PFAS: le sostanze tossiche che inquinano l’acqua

I PFAS sono sostanze perfluoroalchiliche, ovvero dei composti chimici che vengono utilizzati in campo industriale per il loro potere impermeabilizzante. Trovano impiego, ad esempio, nella produzione di pelli e tessuti (che attraverso un particolare procedimento vengono resi impermeabili), ma anche di vernici, insetticidi, detersivi, cosmetici e prodotti per la cucina – sono usati per il rivestimento dei contenitori adatti al cibo e, soprattutto, per il rivestimento antiaderente delle padelle. A rendere queste sostanze così sfruttate in ambito produttivo è la loro capacità di resistere pressoché a qualsiasi tipo di degradazione naturale.

Ma questa caratteristica è anche quella che più preoccupa gli scienziati: non distruggendosi una volta immessi nell’ambiente, i PFAS si accumulano per tempi lunghissimi (tanto che vengono chiamati anche “inquinanti per sempre”). Finendo nelle acque, vanno ad inquinare i terreni e le coltivazioni, creando quindi problemi sia all’ambiente che agli animali – oltre ad essere un pericolo per la salute dell’uomo. È per questo che, negli ultimi anni, gli esperti hanno lanciato l’allarme. Come risolvere il problema dei PFAS nell’acqua?
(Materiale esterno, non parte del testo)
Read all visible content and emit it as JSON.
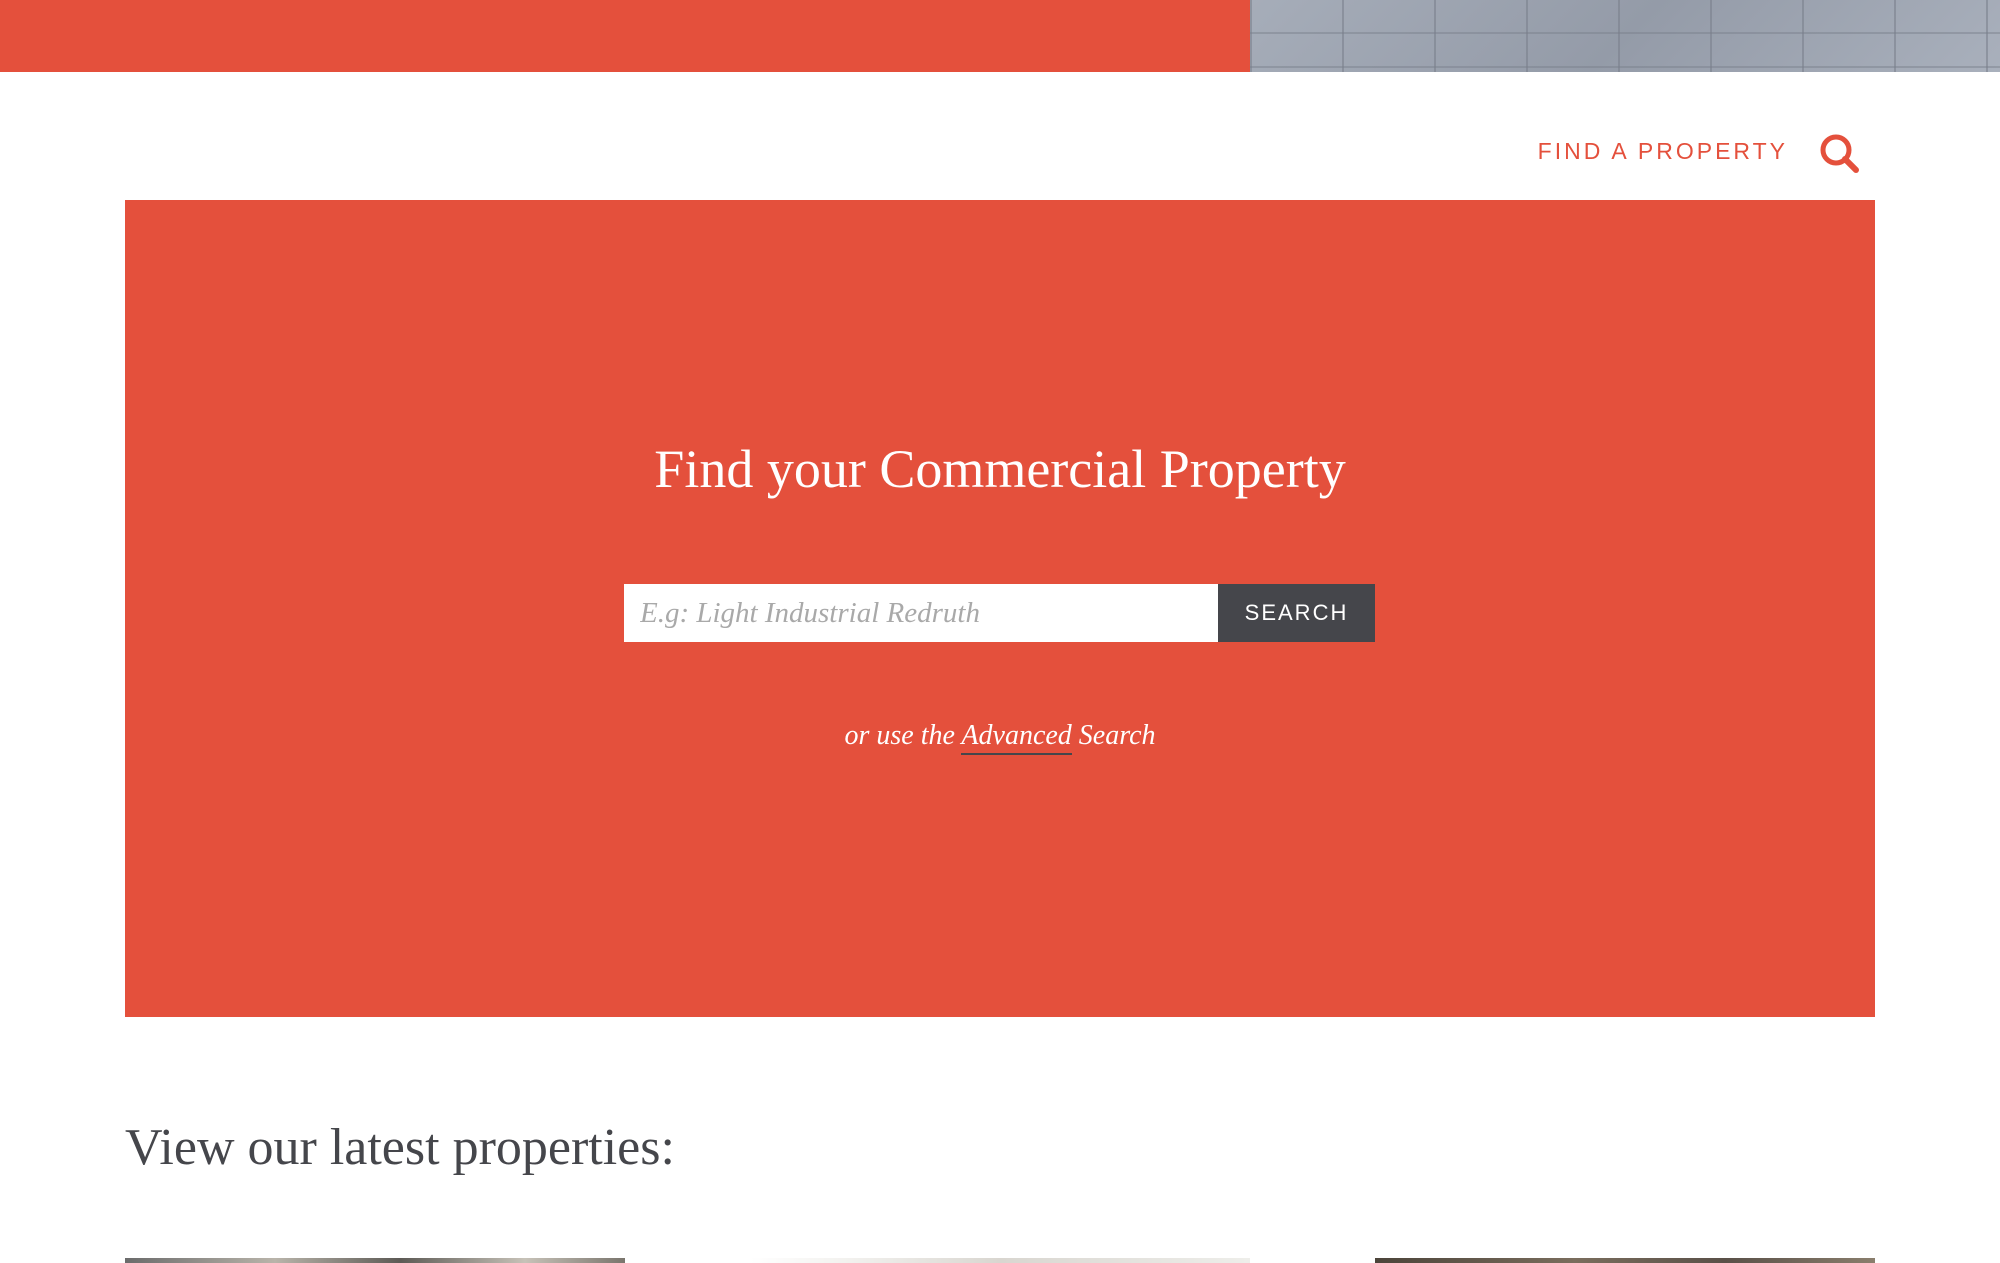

PFAS, nuova scoperta per distruggerli

Individuati solo da qualche anno, grazie alla presenza di particolari filtri a carboni attivi, i PFAS sono difficili da debellare. Gli impianti di trattamento delle acque potabili non sono generalmente progettati per rimuoverli, e adattarli richiede un notevole spreco di risorse. Senza contare che questa soluzione sposterebbe solamente il problema: una volta eliminate dall’acqua, queste sostanze tossiche si accumulerebbero altrove e andrebbero pur distrutte in qualche modo, per evitare una contaminazione secondaria (quella dovuta allo stoccaggio dei rifiuti pericolosi).

Un nuovo studio ha fatto luce su un processo che potrebbe finalmente risolvere la questione. Nell’articolo pubblicato su Environmental Science & Technology, i ricercatori hanno spiegato come si può distruggere quasi totalmente i PFAS presenti nell’ambiente in poche ore (e con una manciata di ingredienti disponibili persino nelle nostre dispense). Il metodo più studiato prevede l’utilizzo del solfito, un elemento comunemente utilizzato come conservante nei cibi: mescolandolo ai PFAS e poi esponendo la miscela ottenuta ai raggi UV, è possibile distruggere i legami carbonio-fluoro delle sostanze tossiche rendendo così le loro molecole degradabili.

Gli scienziati hanno però scoperto che questo procedimento non è efficace con tutti i PFAS: quelli conosciuti come PFBS sono molto più resistenti. Quindi, alla miscela precedentemente ottenuta con il solfito, hanno aggiunto anche lo ioduro (un minerale presente nel comune sale da cucina). Esponendo questo mix di sostanze ai raggi ultravioletti, nel giro di poche ore non è rimasto che l’1% delle sostanze tossiche originariamente presenti nel campione. Ioduro e solfito collaborano insieme per rendere i PFAS più fragili e facilmente degradabili in un lasso di tempo brevissimo, offrendo così una soluzione ad un problema di salute pubblica che negli ultimi anni ha generato grande preoccupazione.